2. As you just get ready to leave the face of the jump start pushing against the frame on your inside leg (depending on which way you throw whips). This allows more force on the inside of the machine and keeps its trajectory going that way. As your rear end starts to come out you want to loosen up your outside leg a little to keep the bike in its whip position. You will find that your outside leg will kind of already be off of the outside peg a little (which is good).
3. As you enter the middle portion of your jump you will want to try to turn your handlebars towards the outside (pointing in the upward direction). This helps get the bike flatter as you’re pushing with your inside leg to kick back end out, while your pushing with your outside arm on the bar downward to flatten the bike out.
4. As you begin to come back down to the ground you will want to straighten your handlebar out and stop pushing with your inside leg. This will keep the bike from coming out too far. You will than transfer your weight back to your outside leg to push against the frame to straighten out rear end of bike. By now you and your bike should be as close to straight as possible.
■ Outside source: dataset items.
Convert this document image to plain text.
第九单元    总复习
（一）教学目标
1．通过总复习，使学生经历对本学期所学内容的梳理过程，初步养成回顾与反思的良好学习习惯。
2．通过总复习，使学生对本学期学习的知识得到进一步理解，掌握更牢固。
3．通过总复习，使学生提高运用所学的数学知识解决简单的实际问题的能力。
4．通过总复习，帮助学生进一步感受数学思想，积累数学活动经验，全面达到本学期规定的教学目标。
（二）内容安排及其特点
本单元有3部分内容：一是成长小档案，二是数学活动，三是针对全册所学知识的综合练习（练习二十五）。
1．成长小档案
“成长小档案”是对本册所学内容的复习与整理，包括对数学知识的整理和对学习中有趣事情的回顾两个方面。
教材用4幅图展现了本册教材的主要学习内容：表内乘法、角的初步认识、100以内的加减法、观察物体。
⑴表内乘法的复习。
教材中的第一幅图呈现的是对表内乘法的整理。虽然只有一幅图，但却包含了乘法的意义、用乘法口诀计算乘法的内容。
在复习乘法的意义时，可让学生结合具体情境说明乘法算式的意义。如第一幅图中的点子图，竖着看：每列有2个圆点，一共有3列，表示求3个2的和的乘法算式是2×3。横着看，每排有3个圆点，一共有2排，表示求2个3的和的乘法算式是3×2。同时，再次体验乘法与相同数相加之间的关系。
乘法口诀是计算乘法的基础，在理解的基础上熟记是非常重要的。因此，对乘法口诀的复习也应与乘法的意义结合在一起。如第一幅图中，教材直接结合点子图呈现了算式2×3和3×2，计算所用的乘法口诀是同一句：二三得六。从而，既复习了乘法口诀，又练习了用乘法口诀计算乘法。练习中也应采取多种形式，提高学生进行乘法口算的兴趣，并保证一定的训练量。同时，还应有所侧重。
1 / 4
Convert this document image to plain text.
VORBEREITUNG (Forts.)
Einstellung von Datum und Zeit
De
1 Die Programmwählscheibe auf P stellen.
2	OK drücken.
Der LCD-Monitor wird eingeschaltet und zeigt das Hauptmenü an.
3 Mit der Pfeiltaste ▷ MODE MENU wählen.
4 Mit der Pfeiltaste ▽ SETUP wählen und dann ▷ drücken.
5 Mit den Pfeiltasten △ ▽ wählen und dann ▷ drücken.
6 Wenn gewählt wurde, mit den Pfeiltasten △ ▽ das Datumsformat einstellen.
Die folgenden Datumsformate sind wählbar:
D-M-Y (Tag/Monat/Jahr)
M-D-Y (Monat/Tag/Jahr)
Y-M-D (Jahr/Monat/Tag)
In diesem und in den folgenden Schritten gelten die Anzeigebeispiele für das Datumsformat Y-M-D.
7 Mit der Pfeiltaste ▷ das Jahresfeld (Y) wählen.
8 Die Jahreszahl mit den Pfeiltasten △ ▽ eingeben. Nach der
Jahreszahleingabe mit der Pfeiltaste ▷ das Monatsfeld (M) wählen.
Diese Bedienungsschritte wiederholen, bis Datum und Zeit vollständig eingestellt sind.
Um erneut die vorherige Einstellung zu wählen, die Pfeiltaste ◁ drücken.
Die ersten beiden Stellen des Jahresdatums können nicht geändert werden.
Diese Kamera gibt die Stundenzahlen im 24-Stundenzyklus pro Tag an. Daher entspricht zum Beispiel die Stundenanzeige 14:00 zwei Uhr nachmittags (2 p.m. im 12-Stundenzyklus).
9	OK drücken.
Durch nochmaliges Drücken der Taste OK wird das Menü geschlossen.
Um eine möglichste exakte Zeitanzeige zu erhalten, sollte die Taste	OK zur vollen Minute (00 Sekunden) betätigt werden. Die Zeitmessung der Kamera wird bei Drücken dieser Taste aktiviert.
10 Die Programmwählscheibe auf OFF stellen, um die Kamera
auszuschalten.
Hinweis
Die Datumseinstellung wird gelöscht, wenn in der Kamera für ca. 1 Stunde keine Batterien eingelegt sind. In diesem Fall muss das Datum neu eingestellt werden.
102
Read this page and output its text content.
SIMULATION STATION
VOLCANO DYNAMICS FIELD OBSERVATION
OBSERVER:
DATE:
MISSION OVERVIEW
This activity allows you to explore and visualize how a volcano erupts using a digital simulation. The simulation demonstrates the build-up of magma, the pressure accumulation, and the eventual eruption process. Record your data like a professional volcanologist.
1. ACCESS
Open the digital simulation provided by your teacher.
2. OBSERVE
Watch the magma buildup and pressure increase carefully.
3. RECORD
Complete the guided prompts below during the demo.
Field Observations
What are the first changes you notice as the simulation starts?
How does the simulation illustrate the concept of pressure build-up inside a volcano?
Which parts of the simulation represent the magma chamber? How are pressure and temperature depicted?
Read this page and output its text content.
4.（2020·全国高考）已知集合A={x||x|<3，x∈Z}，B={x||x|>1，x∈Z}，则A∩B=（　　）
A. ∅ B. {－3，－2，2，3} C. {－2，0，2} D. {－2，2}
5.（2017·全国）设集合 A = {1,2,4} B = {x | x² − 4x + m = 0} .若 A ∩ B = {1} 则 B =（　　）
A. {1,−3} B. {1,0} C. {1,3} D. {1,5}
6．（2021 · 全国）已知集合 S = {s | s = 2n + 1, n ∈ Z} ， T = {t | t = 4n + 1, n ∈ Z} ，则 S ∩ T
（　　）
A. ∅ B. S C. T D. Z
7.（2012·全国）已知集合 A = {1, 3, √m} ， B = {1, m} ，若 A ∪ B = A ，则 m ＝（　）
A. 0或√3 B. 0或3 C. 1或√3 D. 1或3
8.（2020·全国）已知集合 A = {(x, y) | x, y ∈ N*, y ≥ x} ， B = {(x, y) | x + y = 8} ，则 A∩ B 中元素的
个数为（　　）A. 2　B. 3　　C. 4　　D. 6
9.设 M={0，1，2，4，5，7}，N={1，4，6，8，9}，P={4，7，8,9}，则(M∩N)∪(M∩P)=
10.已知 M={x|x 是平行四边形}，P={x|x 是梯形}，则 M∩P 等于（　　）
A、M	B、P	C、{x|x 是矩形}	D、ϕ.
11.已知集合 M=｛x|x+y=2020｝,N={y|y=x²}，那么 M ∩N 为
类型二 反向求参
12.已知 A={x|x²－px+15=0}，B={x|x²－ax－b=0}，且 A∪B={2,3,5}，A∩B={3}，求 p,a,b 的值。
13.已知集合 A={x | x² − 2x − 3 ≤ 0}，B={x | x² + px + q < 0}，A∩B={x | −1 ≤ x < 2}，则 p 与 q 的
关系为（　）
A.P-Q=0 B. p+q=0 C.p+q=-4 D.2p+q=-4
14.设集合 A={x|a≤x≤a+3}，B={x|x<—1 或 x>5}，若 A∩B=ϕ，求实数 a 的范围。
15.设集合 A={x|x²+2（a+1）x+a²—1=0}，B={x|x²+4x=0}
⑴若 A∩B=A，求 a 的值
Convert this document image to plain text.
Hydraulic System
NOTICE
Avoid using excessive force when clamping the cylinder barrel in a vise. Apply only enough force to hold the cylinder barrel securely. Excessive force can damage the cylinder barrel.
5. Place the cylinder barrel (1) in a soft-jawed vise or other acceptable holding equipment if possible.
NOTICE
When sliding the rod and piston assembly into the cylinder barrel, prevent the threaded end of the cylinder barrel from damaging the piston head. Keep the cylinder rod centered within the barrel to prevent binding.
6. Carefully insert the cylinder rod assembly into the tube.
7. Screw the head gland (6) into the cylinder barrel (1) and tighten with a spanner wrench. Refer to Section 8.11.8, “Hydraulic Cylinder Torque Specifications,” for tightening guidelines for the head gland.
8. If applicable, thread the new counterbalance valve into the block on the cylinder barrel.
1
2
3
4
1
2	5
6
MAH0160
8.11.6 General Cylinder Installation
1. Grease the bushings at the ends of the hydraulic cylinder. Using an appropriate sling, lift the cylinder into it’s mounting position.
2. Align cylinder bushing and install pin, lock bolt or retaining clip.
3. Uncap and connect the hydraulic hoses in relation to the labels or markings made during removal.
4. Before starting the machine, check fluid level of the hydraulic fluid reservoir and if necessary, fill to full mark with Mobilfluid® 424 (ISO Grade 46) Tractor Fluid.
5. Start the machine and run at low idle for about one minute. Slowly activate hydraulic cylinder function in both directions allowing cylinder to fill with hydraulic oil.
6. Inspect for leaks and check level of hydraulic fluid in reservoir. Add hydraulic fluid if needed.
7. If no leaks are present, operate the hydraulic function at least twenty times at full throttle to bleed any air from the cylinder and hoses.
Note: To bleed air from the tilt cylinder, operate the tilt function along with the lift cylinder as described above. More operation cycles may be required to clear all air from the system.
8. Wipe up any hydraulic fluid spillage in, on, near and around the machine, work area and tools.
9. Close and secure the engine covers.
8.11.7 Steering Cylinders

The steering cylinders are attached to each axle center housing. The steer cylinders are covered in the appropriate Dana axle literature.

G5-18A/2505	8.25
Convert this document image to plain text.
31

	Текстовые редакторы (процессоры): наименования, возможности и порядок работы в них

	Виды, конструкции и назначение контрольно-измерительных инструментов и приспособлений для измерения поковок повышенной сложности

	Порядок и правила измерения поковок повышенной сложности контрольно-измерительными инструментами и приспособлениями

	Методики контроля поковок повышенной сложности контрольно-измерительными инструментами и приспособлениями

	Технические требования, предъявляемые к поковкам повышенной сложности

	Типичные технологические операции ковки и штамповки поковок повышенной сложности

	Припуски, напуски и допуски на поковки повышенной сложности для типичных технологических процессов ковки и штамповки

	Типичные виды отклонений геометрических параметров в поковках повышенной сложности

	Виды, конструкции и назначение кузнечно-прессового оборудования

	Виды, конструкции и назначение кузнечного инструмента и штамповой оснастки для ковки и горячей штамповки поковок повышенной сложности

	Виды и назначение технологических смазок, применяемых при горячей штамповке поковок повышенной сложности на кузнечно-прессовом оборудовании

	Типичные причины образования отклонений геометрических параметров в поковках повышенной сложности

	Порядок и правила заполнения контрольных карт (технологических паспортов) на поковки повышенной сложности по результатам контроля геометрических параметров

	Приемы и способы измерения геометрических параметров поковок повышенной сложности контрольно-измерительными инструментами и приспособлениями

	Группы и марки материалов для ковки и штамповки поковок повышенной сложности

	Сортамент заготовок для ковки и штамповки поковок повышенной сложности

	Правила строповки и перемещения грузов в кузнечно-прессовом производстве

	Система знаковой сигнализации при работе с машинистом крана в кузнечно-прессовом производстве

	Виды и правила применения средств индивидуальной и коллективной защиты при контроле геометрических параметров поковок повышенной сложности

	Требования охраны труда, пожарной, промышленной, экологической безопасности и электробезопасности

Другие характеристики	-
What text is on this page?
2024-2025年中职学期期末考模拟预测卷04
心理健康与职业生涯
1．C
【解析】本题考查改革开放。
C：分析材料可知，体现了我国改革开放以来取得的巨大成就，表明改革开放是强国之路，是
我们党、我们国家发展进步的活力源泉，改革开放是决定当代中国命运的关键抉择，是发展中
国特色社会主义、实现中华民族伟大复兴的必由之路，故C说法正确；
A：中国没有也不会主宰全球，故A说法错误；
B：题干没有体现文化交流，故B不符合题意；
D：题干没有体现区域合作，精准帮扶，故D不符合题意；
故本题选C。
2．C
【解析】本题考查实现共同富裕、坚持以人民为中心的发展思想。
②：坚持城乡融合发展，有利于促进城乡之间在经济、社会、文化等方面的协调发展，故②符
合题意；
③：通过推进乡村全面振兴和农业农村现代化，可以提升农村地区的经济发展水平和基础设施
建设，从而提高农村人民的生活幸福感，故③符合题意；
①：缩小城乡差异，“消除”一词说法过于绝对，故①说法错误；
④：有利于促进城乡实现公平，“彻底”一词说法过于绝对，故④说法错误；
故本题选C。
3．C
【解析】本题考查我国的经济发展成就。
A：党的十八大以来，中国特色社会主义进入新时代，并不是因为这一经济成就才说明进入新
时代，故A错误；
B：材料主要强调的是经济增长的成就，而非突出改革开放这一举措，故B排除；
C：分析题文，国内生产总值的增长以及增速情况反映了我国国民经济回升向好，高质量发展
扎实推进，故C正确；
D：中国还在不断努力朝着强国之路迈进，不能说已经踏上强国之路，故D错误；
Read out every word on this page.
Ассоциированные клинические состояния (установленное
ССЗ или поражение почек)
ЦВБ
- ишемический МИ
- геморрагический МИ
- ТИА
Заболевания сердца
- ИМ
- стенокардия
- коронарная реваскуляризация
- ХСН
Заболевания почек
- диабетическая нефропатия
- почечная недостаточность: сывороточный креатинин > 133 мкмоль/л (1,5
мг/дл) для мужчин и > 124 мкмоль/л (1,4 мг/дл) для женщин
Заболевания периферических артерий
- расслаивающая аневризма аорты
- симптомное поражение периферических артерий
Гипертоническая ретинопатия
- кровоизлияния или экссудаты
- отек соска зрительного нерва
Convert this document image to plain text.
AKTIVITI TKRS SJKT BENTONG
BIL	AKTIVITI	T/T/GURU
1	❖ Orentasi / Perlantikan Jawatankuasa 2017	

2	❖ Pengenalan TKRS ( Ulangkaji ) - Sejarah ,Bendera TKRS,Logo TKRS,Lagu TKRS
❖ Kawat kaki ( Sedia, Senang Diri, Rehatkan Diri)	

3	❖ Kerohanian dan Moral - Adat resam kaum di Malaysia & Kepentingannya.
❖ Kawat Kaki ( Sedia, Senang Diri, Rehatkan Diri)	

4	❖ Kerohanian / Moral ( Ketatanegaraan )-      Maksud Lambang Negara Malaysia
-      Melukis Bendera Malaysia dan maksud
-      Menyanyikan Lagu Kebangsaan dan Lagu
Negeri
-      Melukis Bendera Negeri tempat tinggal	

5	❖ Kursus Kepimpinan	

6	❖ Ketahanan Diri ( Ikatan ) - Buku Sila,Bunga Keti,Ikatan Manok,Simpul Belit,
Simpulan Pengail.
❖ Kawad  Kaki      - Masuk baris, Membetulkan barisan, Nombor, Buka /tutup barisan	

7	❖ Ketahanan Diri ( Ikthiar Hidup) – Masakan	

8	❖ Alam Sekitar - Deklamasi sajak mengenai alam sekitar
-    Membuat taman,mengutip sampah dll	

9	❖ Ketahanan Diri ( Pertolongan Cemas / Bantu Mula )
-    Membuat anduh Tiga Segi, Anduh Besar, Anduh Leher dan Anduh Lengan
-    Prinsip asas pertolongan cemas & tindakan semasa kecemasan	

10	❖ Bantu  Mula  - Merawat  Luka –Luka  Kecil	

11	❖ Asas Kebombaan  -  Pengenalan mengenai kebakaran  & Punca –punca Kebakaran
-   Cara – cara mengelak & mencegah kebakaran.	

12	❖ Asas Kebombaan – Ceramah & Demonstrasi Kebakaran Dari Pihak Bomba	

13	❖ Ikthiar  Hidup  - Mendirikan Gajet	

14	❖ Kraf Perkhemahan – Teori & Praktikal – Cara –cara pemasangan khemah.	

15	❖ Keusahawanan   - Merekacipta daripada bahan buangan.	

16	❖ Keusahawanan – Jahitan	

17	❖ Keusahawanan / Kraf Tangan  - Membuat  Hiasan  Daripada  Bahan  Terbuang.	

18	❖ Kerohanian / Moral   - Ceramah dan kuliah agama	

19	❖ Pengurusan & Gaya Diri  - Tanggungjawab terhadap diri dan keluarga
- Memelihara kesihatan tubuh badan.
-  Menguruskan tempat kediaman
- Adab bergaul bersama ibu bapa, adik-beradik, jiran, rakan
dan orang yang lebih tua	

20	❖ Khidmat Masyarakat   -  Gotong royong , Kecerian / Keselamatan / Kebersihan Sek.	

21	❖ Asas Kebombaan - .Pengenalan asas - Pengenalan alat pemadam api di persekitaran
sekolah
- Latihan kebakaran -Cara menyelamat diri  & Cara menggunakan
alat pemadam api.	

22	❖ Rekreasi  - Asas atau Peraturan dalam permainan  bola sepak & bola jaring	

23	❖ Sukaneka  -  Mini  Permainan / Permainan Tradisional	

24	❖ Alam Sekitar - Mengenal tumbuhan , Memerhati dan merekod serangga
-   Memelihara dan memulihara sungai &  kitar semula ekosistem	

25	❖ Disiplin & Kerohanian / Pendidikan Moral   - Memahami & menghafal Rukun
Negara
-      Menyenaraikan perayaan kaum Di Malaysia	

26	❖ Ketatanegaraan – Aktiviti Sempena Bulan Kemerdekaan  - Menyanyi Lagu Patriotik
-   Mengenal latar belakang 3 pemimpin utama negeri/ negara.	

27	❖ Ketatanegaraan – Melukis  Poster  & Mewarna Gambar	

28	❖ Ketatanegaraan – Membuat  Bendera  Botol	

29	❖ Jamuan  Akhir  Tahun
Notes: If you find yourself not completely straightened out by the time you land just make sure your body is as straight on the bike as possible. If your body is perpendicular with your machine and you are stiff your bike will swap back the opposite way and slap you on the ground, and then you will be mad at me! Remember, take it slow and give it some time. A solid whip will come to you as you get more comfortable on the bike. Keep practicing and you’ll look like James Stewart over a Supercross finish line jump in no time!